Maya chegou vinte minutos depois e fotografou cada folha antes que alguém a tocasse novamente. Pediu a Gabriel o e-mail original, os metadados e a identificação de quem retirara o documento do arquivo.
— Você acredita nela? — Gabriel perguntou.
— Eu acredito em cronologia — respondeu Maya. — E a cronologia diz que Clara já morava em Belo Horizonte quando esta folha afirma que ela assinou em São Paulo.
Clara corrigiu:
— Eu estava em repouso. Os meninos nasceram seis semanas depois.
Gabriel perdeu a cor.
— Eu não sabia.
— Essa frase vai aparecer muitas vezes.
Ele aceitou o golpe. Maya recolheu a cópia num envelope e marcou uma reunião com a fiduciária. Até lá, ninguém falaria com Martin.

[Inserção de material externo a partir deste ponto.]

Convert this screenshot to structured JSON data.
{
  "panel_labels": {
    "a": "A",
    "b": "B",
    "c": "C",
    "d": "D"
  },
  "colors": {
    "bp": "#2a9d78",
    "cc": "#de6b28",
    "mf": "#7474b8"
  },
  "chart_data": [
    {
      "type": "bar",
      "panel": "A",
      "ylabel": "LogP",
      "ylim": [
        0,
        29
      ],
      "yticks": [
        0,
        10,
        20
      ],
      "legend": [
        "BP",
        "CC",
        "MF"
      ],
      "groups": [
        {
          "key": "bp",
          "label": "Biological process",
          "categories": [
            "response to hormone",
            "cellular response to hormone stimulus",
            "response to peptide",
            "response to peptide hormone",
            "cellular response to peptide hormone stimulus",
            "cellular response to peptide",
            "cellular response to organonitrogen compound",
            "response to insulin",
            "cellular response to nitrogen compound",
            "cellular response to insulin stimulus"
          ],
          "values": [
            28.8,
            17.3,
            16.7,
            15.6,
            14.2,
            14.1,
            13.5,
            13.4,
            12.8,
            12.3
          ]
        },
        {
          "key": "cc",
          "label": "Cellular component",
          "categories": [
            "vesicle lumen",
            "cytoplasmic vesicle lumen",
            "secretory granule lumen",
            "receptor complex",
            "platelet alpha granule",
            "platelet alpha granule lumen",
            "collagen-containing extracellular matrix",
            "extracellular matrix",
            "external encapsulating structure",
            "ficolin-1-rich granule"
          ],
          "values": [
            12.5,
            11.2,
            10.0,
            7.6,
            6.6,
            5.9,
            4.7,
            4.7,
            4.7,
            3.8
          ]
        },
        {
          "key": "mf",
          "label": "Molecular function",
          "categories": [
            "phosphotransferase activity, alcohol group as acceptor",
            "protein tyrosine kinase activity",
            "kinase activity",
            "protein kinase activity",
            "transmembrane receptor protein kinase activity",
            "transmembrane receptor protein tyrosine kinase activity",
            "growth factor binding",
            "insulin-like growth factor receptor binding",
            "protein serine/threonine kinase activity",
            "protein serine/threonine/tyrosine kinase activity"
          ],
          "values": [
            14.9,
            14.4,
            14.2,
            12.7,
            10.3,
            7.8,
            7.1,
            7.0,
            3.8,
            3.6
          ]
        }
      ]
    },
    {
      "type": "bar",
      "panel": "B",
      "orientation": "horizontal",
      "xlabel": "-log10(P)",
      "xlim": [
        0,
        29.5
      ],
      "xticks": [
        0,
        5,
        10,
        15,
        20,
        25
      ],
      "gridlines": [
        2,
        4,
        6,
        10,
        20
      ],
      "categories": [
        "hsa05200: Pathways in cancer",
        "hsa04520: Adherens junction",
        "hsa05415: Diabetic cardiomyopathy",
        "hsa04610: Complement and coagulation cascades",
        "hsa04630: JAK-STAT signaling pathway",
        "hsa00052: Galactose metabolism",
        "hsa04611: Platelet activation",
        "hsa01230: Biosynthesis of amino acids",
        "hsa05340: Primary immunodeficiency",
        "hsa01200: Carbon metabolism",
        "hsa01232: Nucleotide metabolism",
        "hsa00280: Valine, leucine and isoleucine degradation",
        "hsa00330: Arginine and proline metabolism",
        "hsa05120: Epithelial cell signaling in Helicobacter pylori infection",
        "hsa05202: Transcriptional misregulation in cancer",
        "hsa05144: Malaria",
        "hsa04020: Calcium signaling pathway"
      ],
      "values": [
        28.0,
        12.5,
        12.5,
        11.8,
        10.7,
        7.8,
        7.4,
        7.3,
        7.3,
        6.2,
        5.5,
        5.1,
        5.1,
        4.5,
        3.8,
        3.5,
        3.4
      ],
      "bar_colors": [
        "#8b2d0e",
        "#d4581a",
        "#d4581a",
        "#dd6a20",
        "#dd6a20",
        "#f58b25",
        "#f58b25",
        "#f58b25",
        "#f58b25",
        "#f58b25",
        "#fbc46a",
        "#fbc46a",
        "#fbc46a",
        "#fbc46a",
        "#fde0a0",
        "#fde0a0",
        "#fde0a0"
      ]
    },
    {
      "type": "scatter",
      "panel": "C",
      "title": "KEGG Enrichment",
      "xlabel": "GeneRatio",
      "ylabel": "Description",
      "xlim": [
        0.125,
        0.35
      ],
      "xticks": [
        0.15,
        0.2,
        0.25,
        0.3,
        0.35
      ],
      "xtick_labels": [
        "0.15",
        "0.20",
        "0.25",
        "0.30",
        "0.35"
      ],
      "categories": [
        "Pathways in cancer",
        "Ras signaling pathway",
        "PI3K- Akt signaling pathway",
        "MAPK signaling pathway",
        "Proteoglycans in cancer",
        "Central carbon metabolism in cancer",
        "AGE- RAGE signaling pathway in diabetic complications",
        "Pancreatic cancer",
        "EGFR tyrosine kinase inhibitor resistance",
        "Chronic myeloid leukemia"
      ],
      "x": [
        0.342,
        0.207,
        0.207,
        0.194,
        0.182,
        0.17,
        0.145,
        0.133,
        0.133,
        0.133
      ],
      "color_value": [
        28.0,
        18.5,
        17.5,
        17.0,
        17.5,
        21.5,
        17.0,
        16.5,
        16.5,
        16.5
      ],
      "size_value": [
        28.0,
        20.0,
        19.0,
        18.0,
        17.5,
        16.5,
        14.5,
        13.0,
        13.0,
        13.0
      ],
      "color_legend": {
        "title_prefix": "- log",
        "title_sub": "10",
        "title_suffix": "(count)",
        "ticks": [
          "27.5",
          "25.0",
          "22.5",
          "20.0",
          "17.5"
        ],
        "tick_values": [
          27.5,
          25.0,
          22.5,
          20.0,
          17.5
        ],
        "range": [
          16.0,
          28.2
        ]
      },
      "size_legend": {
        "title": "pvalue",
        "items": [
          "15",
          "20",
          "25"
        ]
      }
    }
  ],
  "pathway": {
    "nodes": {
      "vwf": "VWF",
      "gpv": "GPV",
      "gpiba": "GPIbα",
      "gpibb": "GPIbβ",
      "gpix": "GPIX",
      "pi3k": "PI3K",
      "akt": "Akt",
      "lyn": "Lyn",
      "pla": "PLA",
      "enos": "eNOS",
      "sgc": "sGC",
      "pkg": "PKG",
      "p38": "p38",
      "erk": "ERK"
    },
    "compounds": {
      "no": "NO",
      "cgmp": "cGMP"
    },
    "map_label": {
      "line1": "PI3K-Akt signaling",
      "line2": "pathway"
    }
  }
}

Depois que ela saiu, Gabriel permaneceu junto à janela. Clara contou como a gravidez de risco a obrigara a abandonar o trabalho, como Margarida dormira numa cadeira durante duas semanas e como Enzo cabia entre o cotovelo e a palma de sua mão.
— Eles ficaram na UTI?
— Observação neonatal. Lucas teve dificuldade para respirar na primeira noite.
Gabriel fechou os olhos. Nenhuma investigação federal o preparara para sofrer por uma noite ocorrida cinco anos antes.
— Quero os prontuários.
— Não.
Ele abriu os olhos.
— Você pode pedir para conhecê-los. Não pode requisitar a infância deles como se fosse um relatório.
O velho reflexo de comando apareceu em sua mandíbula e desapareceu.
— Tem razão. Posso ver as fotografias quando você achar adequado?
Clara trouxe um álbum. Gabriel virou as páginas sem pressa: três incubadoras, três pulseiras minúsculas, três bebês dormindo no mesmo berço. Ao encontrar o primeiro aniversário, passou o polegar sobre o plástico.
— Eu estava em Brasília nesse dia, depondo.
— Eu sei. Vi no jornal.
Quando chegou à última foto, os meninos entraram correndo. Gabriel fechou o álbum, mas Enzo viu.
— Você perdeu tudo isso.
— Perdi.
— Está triste?
— Muito.
Enzo pensou, então empurrou uma folha em branco para ele.
— Pode desenhar o que vem depois.
Gabriel segurou o lápis sem saber como responder. Clara percebeu que a criança acabara de lhe oferecer algo que nenhum adulto naquela sala conseguia: futuro sem absolvição.